Drei Schlawiner für ein Halleluja
Ingolstadt (DK) Sie singen gemeinsam im Sunshine Gospel-Chor in Friedrichshofen, doch wenn Hans Possehn, Reinhard Oexler und Eric Damster als "Die drei Schlawiner" auf die Bühne treten, sind ganz andere Töne zu hören. Am heutigen Samstag gibt das Trio in Oberhaunstadt sein erstes eigenes Konzert.

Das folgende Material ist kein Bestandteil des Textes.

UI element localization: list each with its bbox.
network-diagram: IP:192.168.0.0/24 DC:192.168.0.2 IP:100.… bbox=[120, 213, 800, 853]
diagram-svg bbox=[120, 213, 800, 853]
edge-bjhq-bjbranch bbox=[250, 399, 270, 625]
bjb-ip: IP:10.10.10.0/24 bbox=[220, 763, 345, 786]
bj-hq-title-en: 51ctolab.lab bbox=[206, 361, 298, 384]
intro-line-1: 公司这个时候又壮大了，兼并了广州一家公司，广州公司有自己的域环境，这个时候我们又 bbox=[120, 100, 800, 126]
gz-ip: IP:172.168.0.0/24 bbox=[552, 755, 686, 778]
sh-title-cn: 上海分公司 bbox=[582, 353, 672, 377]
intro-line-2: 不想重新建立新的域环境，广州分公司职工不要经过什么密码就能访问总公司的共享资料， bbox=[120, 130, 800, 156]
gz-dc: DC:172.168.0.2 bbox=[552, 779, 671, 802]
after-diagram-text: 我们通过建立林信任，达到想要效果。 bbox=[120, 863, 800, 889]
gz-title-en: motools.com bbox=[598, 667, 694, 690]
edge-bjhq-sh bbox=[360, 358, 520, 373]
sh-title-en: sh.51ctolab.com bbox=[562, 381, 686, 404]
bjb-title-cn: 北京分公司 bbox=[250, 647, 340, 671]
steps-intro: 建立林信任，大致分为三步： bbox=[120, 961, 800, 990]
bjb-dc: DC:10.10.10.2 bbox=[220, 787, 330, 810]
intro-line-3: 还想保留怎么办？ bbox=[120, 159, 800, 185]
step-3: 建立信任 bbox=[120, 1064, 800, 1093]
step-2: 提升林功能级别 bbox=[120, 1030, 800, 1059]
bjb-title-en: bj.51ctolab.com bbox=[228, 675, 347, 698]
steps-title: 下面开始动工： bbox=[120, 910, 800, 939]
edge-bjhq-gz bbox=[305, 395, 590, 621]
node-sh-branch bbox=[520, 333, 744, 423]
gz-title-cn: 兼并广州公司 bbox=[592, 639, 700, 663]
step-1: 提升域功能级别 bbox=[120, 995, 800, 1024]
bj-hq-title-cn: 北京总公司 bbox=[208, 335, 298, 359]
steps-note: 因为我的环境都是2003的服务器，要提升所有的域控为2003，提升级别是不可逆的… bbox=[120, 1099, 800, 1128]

Haben sich schnell eine Fangemeinde ersungen: In der eher ungewöhnlichen Kombination dreier Baritonstimmen sind Hans Possehn, Eric Damster und Reinhard Oexler (von links) eine neue Erscheinung in der Musikszene der Region. Zwei bis drei Mal pro Woche proben sie im Pfarrsaal der Thomaskirche in Friedrichshofen für ihr erstes eigenes Konzert. - Foto: Rehberger
Die Entwicklung der nächsten Monate hat die drei Männer dann total überrascht. "Es ist wie auf einer Welle", sagt Oexler. Mit der eher ungewöhnlichen Konstellation von drei Baritonstimmen stürzten sie sich in das Schlawiner-Abenteuer und eroberten eine Marktlücke in der Region. "Es gibt kaum andere Musiker, die so etwas wie wir machen", sagt Oexler, der sein Geld als Fachinformatiker verdient. Das Trio bietet a capella eine große Bandbreite von bayrischen über wienerische Stücke bis hin zu Swing und Pop.
Sie nutzten jede Gelegenheit, um sich zu präsentieren – sei es bei Gartenfesten oder Verabschiedungen. "Wir waren uns für nichts zu schade", sagt Damster und lacht. "Das ist auch das tolle an a capella", ergänzt Possehn, "man kann immer und überall loslegen, eine Stimmgabel reicht – und die habe ich immer dabei."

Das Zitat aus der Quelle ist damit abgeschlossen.